The genetics behind neurological conditions are complex, with large spans of the genome contributing to disease onset and progression. As human brains are distinctly different from animal brains, the discovery will significantly improve the processes of studying neurological diseases and their treatments.

Whilst researchers have previously been able to grow organoids with human brain cells, each organoid was unique. As human brains develop in uniform ways in the womb, organoids have not been used for studying diseases and brain tissues until now.

The team created miniature, 3D cell tissue cultures that replicated a patient’s own brain cells in a dish.

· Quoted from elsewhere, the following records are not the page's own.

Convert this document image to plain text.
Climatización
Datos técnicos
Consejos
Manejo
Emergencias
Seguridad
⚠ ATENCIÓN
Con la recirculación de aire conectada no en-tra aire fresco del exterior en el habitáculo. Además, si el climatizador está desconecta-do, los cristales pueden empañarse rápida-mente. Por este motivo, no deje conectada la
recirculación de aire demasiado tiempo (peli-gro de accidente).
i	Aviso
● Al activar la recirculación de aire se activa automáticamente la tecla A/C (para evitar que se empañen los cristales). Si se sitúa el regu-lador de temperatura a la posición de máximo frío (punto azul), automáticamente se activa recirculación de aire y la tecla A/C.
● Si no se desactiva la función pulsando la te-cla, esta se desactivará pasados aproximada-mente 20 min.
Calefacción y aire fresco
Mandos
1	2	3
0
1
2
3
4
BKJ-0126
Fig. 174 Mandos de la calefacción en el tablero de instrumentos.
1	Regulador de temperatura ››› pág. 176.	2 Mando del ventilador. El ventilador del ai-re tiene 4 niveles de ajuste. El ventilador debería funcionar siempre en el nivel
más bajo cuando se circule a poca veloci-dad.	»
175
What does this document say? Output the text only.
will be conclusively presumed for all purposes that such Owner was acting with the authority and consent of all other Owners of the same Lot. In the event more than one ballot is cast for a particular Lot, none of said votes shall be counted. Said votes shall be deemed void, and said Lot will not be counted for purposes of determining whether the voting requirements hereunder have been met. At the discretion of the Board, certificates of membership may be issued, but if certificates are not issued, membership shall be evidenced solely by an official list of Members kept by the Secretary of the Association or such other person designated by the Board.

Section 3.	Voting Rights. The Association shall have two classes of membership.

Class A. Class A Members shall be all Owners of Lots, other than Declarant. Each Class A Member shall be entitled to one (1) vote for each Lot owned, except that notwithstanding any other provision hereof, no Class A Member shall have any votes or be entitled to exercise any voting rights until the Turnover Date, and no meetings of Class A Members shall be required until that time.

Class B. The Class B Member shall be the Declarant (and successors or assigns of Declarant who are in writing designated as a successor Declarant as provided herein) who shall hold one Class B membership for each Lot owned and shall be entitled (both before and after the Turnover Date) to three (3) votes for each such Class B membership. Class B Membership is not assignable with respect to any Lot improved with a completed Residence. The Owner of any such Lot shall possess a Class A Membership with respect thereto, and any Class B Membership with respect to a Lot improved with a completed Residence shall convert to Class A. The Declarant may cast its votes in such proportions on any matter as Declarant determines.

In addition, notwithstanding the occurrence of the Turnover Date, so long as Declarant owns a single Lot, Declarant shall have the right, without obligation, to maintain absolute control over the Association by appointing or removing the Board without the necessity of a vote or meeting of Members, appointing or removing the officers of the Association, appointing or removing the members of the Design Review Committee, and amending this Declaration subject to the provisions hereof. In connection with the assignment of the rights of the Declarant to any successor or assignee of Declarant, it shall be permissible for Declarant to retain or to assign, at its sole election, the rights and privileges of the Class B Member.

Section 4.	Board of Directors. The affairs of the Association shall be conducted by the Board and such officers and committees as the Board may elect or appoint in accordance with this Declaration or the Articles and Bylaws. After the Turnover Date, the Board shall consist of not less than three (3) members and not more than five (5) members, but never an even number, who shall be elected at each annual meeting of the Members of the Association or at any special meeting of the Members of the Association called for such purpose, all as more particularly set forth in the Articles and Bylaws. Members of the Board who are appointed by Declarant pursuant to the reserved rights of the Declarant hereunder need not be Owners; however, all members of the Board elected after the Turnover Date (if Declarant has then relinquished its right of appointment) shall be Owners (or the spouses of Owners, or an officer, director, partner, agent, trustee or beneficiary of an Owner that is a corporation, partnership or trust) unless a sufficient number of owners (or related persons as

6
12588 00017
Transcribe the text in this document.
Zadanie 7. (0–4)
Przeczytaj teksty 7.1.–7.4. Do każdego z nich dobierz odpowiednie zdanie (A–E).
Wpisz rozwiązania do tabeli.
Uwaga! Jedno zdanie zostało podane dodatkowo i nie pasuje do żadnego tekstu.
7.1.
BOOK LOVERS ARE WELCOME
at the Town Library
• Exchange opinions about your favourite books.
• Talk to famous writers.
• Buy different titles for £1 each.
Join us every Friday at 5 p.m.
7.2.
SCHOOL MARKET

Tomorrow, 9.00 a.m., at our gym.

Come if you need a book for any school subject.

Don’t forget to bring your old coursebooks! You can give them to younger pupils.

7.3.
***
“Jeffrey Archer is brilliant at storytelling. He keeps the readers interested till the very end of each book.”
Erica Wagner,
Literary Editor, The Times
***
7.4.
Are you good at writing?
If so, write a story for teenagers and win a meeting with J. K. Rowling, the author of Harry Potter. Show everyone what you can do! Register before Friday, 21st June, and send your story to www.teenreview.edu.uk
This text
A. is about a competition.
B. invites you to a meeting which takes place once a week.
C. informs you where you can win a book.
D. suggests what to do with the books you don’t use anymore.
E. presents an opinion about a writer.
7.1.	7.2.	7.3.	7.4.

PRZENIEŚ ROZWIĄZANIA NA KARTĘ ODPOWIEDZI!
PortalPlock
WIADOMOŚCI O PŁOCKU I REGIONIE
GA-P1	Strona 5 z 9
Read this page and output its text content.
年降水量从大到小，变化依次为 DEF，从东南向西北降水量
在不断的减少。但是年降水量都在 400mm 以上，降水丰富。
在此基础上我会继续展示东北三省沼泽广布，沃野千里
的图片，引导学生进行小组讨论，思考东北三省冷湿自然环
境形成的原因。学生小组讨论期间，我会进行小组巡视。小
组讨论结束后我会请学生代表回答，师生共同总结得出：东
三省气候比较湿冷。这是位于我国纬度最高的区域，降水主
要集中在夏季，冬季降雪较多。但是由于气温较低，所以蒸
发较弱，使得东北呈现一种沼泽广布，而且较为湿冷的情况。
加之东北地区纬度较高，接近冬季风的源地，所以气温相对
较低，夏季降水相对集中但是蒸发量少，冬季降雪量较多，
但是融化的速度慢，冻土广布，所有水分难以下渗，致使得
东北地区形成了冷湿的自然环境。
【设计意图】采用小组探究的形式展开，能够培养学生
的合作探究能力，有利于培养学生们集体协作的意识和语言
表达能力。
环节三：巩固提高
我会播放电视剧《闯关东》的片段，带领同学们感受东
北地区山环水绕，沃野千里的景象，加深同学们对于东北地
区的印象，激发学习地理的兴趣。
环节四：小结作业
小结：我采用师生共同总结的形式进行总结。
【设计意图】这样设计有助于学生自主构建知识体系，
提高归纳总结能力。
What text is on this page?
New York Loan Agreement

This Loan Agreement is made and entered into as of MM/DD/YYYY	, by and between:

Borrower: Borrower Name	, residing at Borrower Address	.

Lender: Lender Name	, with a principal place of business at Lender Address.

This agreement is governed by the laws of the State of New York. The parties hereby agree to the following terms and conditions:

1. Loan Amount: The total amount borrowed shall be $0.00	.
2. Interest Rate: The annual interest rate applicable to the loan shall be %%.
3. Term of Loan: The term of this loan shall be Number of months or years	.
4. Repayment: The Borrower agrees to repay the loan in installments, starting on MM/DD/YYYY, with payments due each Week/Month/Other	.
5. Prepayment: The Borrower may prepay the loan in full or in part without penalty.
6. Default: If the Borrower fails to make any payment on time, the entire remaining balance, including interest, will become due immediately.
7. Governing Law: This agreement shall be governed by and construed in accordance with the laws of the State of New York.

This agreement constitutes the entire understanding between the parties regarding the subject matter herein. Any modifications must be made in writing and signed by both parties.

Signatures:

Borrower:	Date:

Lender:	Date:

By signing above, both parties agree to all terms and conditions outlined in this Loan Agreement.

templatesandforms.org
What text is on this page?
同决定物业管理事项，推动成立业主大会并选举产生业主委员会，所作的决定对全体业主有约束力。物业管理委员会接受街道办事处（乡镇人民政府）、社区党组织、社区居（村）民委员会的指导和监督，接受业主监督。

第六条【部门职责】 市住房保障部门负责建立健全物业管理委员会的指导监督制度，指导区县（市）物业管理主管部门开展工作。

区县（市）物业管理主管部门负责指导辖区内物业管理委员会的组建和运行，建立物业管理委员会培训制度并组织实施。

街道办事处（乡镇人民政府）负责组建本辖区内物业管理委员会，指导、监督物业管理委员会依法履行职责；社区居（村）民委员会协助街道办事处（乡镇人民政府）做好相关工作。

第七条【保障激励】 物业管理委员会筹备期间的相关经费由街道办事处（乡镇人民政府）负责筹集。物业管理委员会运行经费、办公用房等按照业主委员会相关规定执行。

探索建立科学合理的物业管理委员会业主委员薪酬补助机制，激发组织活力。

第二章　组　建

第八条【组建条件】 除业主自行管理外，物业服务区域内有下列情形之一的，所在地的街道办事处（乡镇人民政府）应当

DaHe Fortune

“We might all use our brains differently, but each of us has the same collection of cell types and basic connections,” explained senior author Paola Arlotta, the Golub Family Professor of Stem Cell and Regenerative Biology at Harvard and a member of the Stanley Center. “That consistency is crucial and, with very few exceptions, it is reproduced every time the human brain forms in the womb. There are only the smallest differences between us in terms of the cell types and structures in our brains.”

The team created organoids that were almost indistinguishable from one another even when grown for longer than six months. Given the right conditions, the organoids were healthy and able to develop enough to produce a broad spectrum of cell types.

The research marked the largest ever single-cell RNA sequencing experiment in brain organoids. The team grouped cells based on which genes were expressed at different stages. Using computational models for big data analysis, they compared each group to the cell types that develop in the embryonic cerebral cortex.

“Despite the different genetic backgrounds, we saw that the same cell types were made in the same way, in the correct order and, most importantly, in each organoid,” said lead author Silvia Velasco, a research scientist at Harvard and the Broad Institute. “We were really excited that this model gave us such consistency.”

Using the optimised method from this study, researchers could make organoids from stem cells derived from patients, or engineer cells containing mutations that are associated with specific diseases.

The findings were published in Nature.